In case you failed to catch it in our previous articles this year, we thought we’d state it
outright for our readers this month: the United States Government is on a trajectory
to default on their obligations. In its current financial condition, it will not be able to
fund its forecasted budget deficits and unfunded Social Security and Medicare promises
on top of its current debt obligations. This isn’t official yet, and we don’t know when
the market will react to it, but there is no longer any doubt about the extent of their
trajectory. There simply isn’t enough taxing power, value creation or outside capital
willing to support its egregious spending.

Stating the obvious may be construed by some as fear mongering, ‘talking up our book’
or worse, but our view is not as severe as you might think. In the Federal Reserve Bank
of St. Louis’ Review from July/August 2006, Lawrence Kotlikoff stated that “partial-equilibrium
analysis strongly suggests that the U.S. government is, indeed, bankrupt, insofar as it will
be unable to pay its creditors, who, in this context, are current and future generations to
whom it has explicitly or implicitly promised future net payments of various kinds.” 2 He
went on to suggest that the US should immediately close the Social Security program to
reduce future liabilities (could you imagine?), use a voucher system for Medicare to limit
costs, and replace personal, corporate, payroll and estate taxes with a single federal sales
tax. All this, published in an article from 2006, well before the credit crisis and subsequent
meltdown had even begun!

Three years later, the financial condition of the US government is completely untenable.
The projected US deficit from 2009 to 2019 is now slated to be almost $9 trillion dollars.
How on earth does anyone expect them to raise this capital? As we stated in a previous
article, in order to satisfy US capital requirements, all existing investors would have had
to increase their US bond purchases by 200% in fiscal 2009. Foreigners, however,
only increased their purchases by a mere 28% from September 2008 to July 2009 – far
short of what the US government required.4 The US taxpayer can’t cover the difference
either. According to recent estimates, tax revenue from all sources would have to increase
by 61% in order to balance the 2010 fiscal budget. Given that State government income
tax revenues were down 27.5% in the second quarter, the US government will be lucky
just to maintain its current level of tax revenue, let alone increase it.

The bottom line is that there is serious cause for concern here – and don’t be
fooled into thinking this crisis will fix itself when (and if) the economy recovers.
Just how bad is it? Below we outline the obligations of the US Federal Government
from 2004 to 2009. We present two sets of numbers, as government accounting
can vary widely depending upon the source.
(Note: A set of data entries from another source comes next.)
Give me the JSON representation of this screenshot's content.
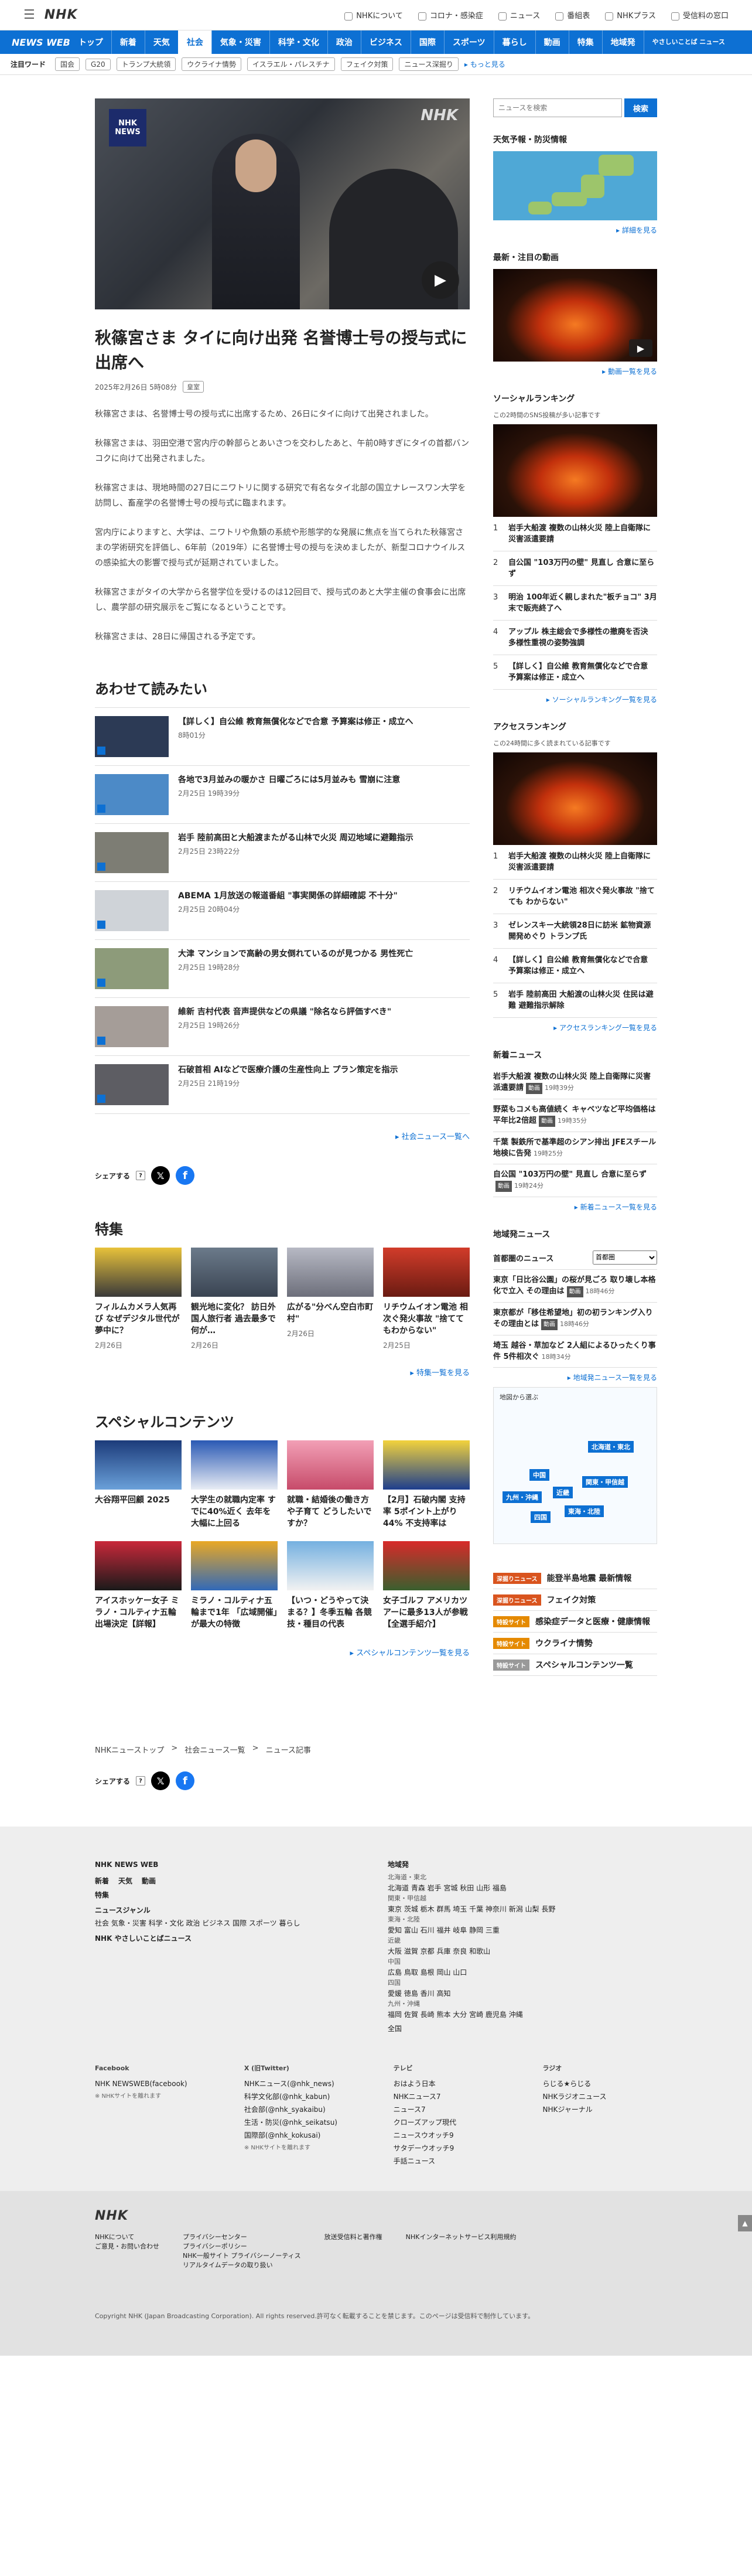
{
  "top": {
    "logo": "NHK",
    "links": [
      "NHKについて",
      "コロナ・感染症",
      "ニュース",
      "番組表",
      "NHKプラス",
      "受信料の窓口"
    ]
  },
  "nav": {
    "logo": "NEWS WEB",
    "items": [
      "トップ",
      "新着",
      "天気",
      "社会",
      "気象・災害",
      "科学・文化",
      "政治",
      "ビジネス",
      "国際",
      "スポーツ",
      "暮らし",
      "動画",
      "特集",
      "地域発"
    ],
    "easy": "やさしいことば ニュース"
  },
  "trending": {
    "label": "注目ワード",
    "tags": [
      "国会",
      "G20",
      "トランプ大統領",
      "ウクライナ情勢",
      "イスラエル・パレスチナ",
      "フェイク対策",
      "ニュース深掘り"
    ],
    "more": "もっと見る"
  },
  "hero": {
    "badge_top": "NHK",
    "badge_bottom": "NEWS",
    "watermark": "NHK"
  },
  "article": {
    "title": "秋篠宮さま タイに向け出発 名誉博士号の授与式に出席へ",
    "date": "2025年2月26日 5時08分",
    "category": "皇室",
    "paragraphs": [
      "秋篠宮さまは、名誉博士号の授与式に出席するため、26日にタイに向けて出発されました。",
      "秋篠宮さまは、羽田空港で宮内庁の幹部らとあいさつを交わしたあと、午前0時すぎにタイの首都バンコクに向けて出発されました。",
      "秋篠宮さまは、現地時間の27日にニワトリに関する研究で有名なタイ北部の国立ナレースワン大学を訪問し、畜産学の名誉博士号の授与式に臨まれます。",
      "宮内庁によりますと、大学は、ニワトリや魚類の系統や形態学的な発展に焦点を当てられた秋篠宮さまの学術研究を評価し、6年前（2019年）に名誉博士号の授与を決めましたが、新型コロナウイルスの感染拡大の影響で授与式が延期されていました。",
      "秋篠宮さまがタイの大学から名誉学位を受けるのは12回目で、授与式のあと大学主催の食事会に出席し、農学部の研究展示をご覧になるということです。",
      "秋篠宮さまは、28日に帰国される予定です。"
    ]
  },
  "related": {
    "title": "あわせて読みたい",
    "items": [
      {
        "title": "【詳しく】自公維 教育無償化などで合意 予算案は修正・成立へ",
        "date": "8時01分"
      },
      {
        "title": "各地で3月並みの暖かさ 日曜ごろには5月並みも 雪崩に注意",
        "date": "2月25日 19時39分"
      },
      {
        "title": "岩手 陸前高田と大船渡またがる山林で火災 周辺地域に避難指示",
        "date": "2月25日 23時22分"
      },
      {
        "title": "ABEMA 1月放送の報道番組 \"事実関係の詳細確認 不十分\"",
        "date": "2月25日 20時04分"
      },
      {
        "title": "大津 マンションで高齢の男女倒れているのが見つかる 男性死亡",
        "date": "2月25日 19時28分"
      },
      {
        "title": "維新 吉村代表 音声提供などの県議 \"除名なら評価すべき\"",
        "date": "2月25日 19時26分"
      },
      {
        "title": "石破首相 AIなどで医療介護の生産性向上 プラン策定を指示",
        "date": "2月25日 21時19分"
      }
    ],
    "more": "社会ニュース一覧へ"
  },
  "share": {
    "label": "シェアする",
    "q": "?"
  },
  "features": {
    "title": "特集",
    "items": [
      {
        "title": "フィルムカメラ人気再び なぜデジタル世代が夢中に？",
        "date": "2月26日"
      },
      {
        "title": "観光地に変化？ 訪日外国人旅行者 過去最多で何が…",
        "date": "2月26日"
      },
      {
        "title": "広がる\"分べん空白市町村\"",
        "date": "2月26日"
      },
      {
        "title": "リチウムイオン電池 相次ぐ発火事故 \"捨ててもわからない\"",
        "date": "2月25日"
      }
    ],
    "more": "特集一覧を見る"
  },
  "special": {
    "title": "スペシャルコンテンツ",
    "items": [
      {
        "title": "大谷翔平回顧 2025"
      },
      {
        "title": "大学生の就職内定率 すでに40%近く 去年を大幅に上回る"
      },
      {
        "title": "就職・結婚後の働き方や子育て どうしたいですか？"
      },
      {
        "title": "【2月】石破内閣 支持率 5ポイント上がり44% 不支持率は"
      },
      {
        "title": "アイスホッケー女子 ミラノ・コルティナ五輪出場決定【詳報】"
      },
      {
        "title": "ミラノ・コルティナ五輪まで1年 「広域開催」が最大の特徴"
      },
      {
        "title": "【いつ・どうやって決まる？】冬季五輪 各競技・種目の代表"
      },
      {
        "title": "女子ゴルフ アメリカツアーに最多13人が参戦【全選手紹介】"
      }
    ],
    "more": "スペシャルコンテンツ一覧を見る"
  },
  "sidebar": {
    "search_placeholder": "ニュースを検索",
    "search_btn": "検索",
    "weather": {
      "title": "天気予報・防災情報",
      "more": "詳細を見る"
    },
    "video": {
      "title": "最新・注目の動画",
      "caption": "",
      "more": "動画一覧を見る"
    },
    "social": {
      "title": "ソーシャルランキング",
      "sub": "この2時間のSNS投稿が多い記事です",
      "items": [
        "岩手大船渡 複数の山林火災 陸上自衛隊に災害派遣要請",
        "自公国 \"103万円の壁\" 見直し 合意に至らず",
        "明治 100年近く親しまれた\"板チョコ\"価格 3月末で販売終了へ",
        "アップル 株主総会で"
      ],
      "items_full": [
        "岩手大船渡 複数の山林火災 陸上自衛隊に災害派遣要請",
        "自公国 \"103万円の壁\" 見直し 合意に至らず",
        "明治 100年近く親しまれた\"板チョコ\" 3月末で販売終了へ",
        "アップル 株主総会で多様性の撤廃を否決 多様性重視の姿勢強調",
        "【詳しく】自公維 教育無償化などで合意 予算案は修正・成立へ"
      ],
      "more": "ソーシャルランキング一覧を見る"
    },
    "access": {
      "title": "アクセスランキング",
      "sub": "この24時間に多く読まれている記事です",
      "items": [
        "岩手大船渡 複数の山林火災 陸上自衛隊に災害派遣要請",
        "リチウムイオン電池 相次ぐ発火事故 \"捨てても わからない\"",
        "ゼレンスキー大統領28日に訪米 鉱物資源開発めぐり トランプ氏",
        "【詳しく】自公維 教育無償化などで合意 予算案は修正・成立へ",
        "岩手 陸前高田 大船渡の山林火災 住民は避難 避難指示解除"
      ],
      "more": "アクセスランキング一覧を見る"
    },
    "latest": {
      "title": "新着ニュース",
      "items": [
        {
          "title": "岩手大船渡 複数の山林火災 陸上自衛隊に災害派遣要請",
          "tag": "動画",
          "date": "19時39分"
        },
        {
          "title": "野菜もコメも高値続く キャベツなど平均価格は平年比2倍超",
          "tag": "動画",
          "date": "19時35分"
        },
        {
          "title": "千葉 製鉄所で基準超のシアン排出 JFEスチール 地検に告発",
          "tag": "",
          "date": "19時25分"
        },
        {
          "title": "自公国 \"103万円の壁\" 見直し 合意に至らず",
          "tag": "動画",
          "date": "19時24分"
        }
      ],
      "more": "新着ニュース一覧を見る"
    },
    "local": {
      "title": "地域発ニュース",
      "area_label": "首都圏のニュース",
      "select": "首都圏",
      "items": [
        {
          "title": "東京「日比谷公園」の桜が見ごろ 取り壊し本格化で立入 その理由は",
          "tag": "動画",
          "date": "18時46分"
        },
        {
          "title": "東京都が「移住希望地」初の初ランキング入り その理由とは",
          "tag": "動画",
          "date": "18時46分"
        },
        {
          "title": "埼玉 越谷・草加など 2人組によるひったくり事件 5件相次ぐ",
          "tag": "",
          "date": "18時34分"
        }
      ],
      "more": "地域発ニュース一覧を見る",
      "map_title": "地図から選ぶ",
      "regions": [
        "北海道・東北",
        "関東・甲信越",
        "東海・北陸",
        "近畿",
        "中国",
        "四国",
        "九州・沖縄"
      ]
    },
    "picks": [
      {
        "label": "深掘りニュース",
        "text": "能登半島地震 最新情報"
      },
      {
        "label": "深掘りニュース",
        "text": "フェイク対策"
      },
      {
        "label": "特設サイト",
        "text": "感染症データと医療・健康情報"
      },
      {
        "label": "特設サイト",
        "text": "ウクライナ情勢"
      },
      {
        "label": "特設サイト",
        "text": "スペシャルコンテンツ一覧"
      }
    ]
  },
  "breadcrumb": [
    "NHKニューストップ",
    "社会ニュース一覧",
    "ニュース記事"
  ],
  "footer": {
    "brand": "NHK NEWS WEB",
    "left": {
      "row1": [
        "新着",
        "天気",
        "動画"
      ],
      "row2": [
        "特集"
      ],
      "h_news": "ニュースジャンル",
      "genres": "社会 気象・災害 科学・文化 政治 ビジネス 国際 スポーツ 暮らし",
      "easy": "NHK やさしいことばニュース"
    },
    "region": {
      "title": "地域発",
      "groups": [
        {
          "h": "北海道・東北",
          "v": "北海道 青森 岩手 宮城 秋田 山形 福島"
        },
        {
          "h": "関東・甲信越",
          "v": "東京 茨城 栃木 群馬 埼玉 千葉 神奈川 新潟 山梨 長野"
        },
        {
          "h": "東海・北陸",
          "v": "愛知 富山 石川 福井 岐阜 静岡 三重"
        },
        {
          "h": "近畿",
          "v": "大阪 滋賀 京都 兵庫 奈良 和歌山"
        },
        {
          "h": "中国",
          "v": "広島 鳥取 島根 岡山 山口"
        },
        {
          "h": "四国",
          "v": "愛媛 徳島 香川 高知"
        },
        {
          "h": "九州・沖縄",
          "v": "福岡 佐賀 長崎 熊本 大分 宮崎 鹿児島 沖縄"
        }
      ],
      "all": "全国"
    },
    "social": {
      "fb_h": "Facebook",
      "fb": [
        "NHK NEWSWEB(facebook)"
      ],
      "fb_note": "※ NHKサイトを離れます",
      "x_h": "X (旧Twitter)",
      "x": [
        "NHKニュース(@nhk_news)",
        "科学文化部(@nhk_kabun)",
        "社会部(@nhk_syakaibu)",
        "生活・防災(@nhk_seikatsu)",
        "国際部(@nhk_kokusai)"
      ],
      "x_note": "※ NHKサイトを離れます",
      "tv_h": "テレビ",
      "tv": [
        "おはよう日本",
        "NHKニュース7",
        "ニュース7",
        "クローズアップ現代",
        "ニュースウオッチ9",
        "サタデーウオッチ9",
        "手話ニュース"
      ],
      "radio_h": "ラジオ",
      "radio": [
        "らじる★らじる",
        "NHKラジオニュース",
        "NHKジャーナル"
      ]
    },
    "bottom_logo": "NHK",
    "links": [
      [
        "NHKについて",
        "ご意見・お問い合わせ"
      ],
      [
        "プライバシーセンター",
        "プライバシーポリシー",
        "NHK一般サイト プライバシーノーティス",
        "リアルタイムデータの取り扱い"
      ],
      [
        "放送受信料と著作権"
      ],
      [
        "NHKインターネットサービス利用規約"
      ]
    ],
    "copyright": "Copyright NHK (Japan Broadcasting Corporation). All rights reserved.許可なく転載することを禁じます。このページは受信料で制作しています。"
  },
  "page_top": "▲"
}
In column A, we outline the
Total US government Obligations, using actuarial reports from the Social
Security Administration and the Medicare Trustees Reports. In column B we identify
Total Federal obligations according to GAAP accounting provided by Shadow Government
Statistics, calculated on a US fiscal year end basis with estimates for 2009. The
differences in the absolute amount of total obligations ($114.7 trillion vs. $74.6
trillion in 2009) are a function of timing, the calculation timeline for Social
Security and Medicare, and other obligations included under GAAP rules.
Either way we choose to calculate it, the total number is preposterously large.
From 2004 to 2009, US unfunded obligations increased by an average of almost 50%
over this six year period under both calculation methods, while US government
revenue increased by only 12%.6 No company or government can increase its liabilities
by more than four times the rate of its revenue and stay solvent for an extended period of time.